Peki, bu kadar problem karşısında eğitim emekçileri ne yapmalıdır?
Eğitim emekçilerinin görevi ekonomik, demokratik ve toplumsal haklarımızı korumak, geliştirmek ve toplumsal sorunlarımıza haiz çıkarak, örgütlü yapısı ile beraber alternatif politikalar üretmektir.

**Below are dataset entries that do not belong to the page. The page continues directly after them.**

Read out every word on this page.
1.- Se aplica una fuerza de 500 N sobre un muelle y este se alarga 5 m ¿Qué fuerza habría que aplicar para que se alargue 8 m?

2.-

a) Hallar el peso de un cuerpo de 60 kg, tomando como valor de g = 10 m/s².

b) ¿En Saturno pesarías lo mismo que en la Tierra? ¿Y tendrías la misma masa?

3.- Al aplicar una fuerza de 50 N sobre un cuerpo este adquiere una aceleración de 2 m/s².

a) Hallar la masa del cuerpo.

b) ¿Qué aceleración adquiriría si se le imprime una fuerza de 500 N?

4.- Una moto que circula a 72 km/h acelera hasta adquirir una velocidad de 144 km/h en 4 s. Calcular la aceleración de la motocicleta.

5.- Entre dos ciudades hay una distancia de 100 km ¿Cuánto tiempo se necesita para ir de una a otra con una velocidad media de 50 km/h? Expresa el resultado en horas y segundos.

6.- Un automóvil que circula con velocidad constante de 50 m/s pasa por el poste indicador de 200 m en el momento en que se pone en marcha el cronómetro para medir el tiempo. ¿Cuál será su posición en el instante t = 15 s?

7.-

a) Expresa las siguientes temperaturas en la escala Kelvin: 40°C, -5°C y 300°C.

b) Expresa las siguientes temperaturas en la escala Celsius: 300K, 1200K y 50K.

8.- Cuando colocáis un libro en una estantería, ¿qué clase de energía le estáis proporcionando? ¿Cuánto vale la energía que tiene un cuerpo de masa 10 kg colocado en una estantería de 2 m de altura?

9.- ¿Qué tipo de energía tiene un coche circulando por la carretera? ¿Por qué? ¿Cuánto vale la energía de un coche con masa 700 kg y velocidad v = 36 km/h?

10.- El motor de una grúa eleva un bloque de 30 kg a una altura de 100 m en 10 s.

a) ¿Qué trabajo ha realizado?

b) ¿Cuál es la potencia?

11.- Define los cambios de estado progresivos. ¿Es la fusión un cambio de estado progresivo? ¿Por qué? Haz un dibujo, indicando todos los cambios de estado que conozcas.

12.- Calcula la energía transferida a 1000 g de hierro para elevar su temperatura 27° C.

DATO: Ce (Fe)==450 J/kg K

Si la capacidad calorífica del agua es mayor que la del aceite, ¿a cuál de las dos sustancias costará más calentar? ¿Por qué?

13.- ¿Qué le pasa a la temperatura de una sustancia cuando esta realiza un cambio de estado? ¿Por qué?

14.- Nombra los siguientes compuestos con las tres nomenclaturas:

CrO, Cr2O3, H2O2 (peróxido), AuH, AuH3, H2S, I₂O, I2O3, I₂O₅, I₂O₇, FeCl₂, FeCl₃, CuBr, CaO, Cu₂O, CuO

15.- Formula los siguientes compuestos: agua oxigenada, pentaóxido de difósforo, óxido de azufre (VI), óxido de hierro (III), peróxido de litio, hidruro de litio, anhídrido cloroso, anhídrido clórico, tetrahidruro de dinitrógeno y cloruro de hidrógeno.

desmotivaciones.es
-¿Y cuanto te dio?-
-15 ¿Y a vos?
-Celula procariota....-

Eğitim emekçileri ırkçı, gerici, militarist, şövenist, cinsiyetçi ve ötekileştirici eğitim programlarını rafa kaldırarak; eğitim-öğretimin planlanması, ders programları, öğretmen yetiştirme ve öğretmen seçimi, okulların demokratik yönetimi, hizmet içi eğitim, okulların altyapı ve materyal gereksinimleri, eğitimin finansmanı ve öğretmen sorunlarının çözümünde mesuliyet almayı, özelleştirmelere karşı durmayı, kar amacı gütmeyen cemiyet yararına hizmet veren eğitim kurumlarını desteklemeyi ve eğitimde niteliğin artırılabilmesi için insan hakları, toplumsal cinsiyet, ayrımcılık karşıtlığı, eşitlik, hakkaniyet, sulh, özgürlük ilkeleri temelinde projeler üretilmesini desteklemelidir.
Eğitimin ciddi bir politik tercih bulunduğunu ve belirlenen politikaların sonucunun toplumun geleceğini şekillendireceği gerçekliktir. Eğitim sendikalarının birleşik bir Kıbrıs için özgürlükçü, ortak alternatif politikalar üreterek, eğitimde söz sahibi olması ve toplumun önünü açması neoliberal politikaların tesirini azaltacağı şeklinde, toplumsal itimatı de tekrardan tesis edecektir.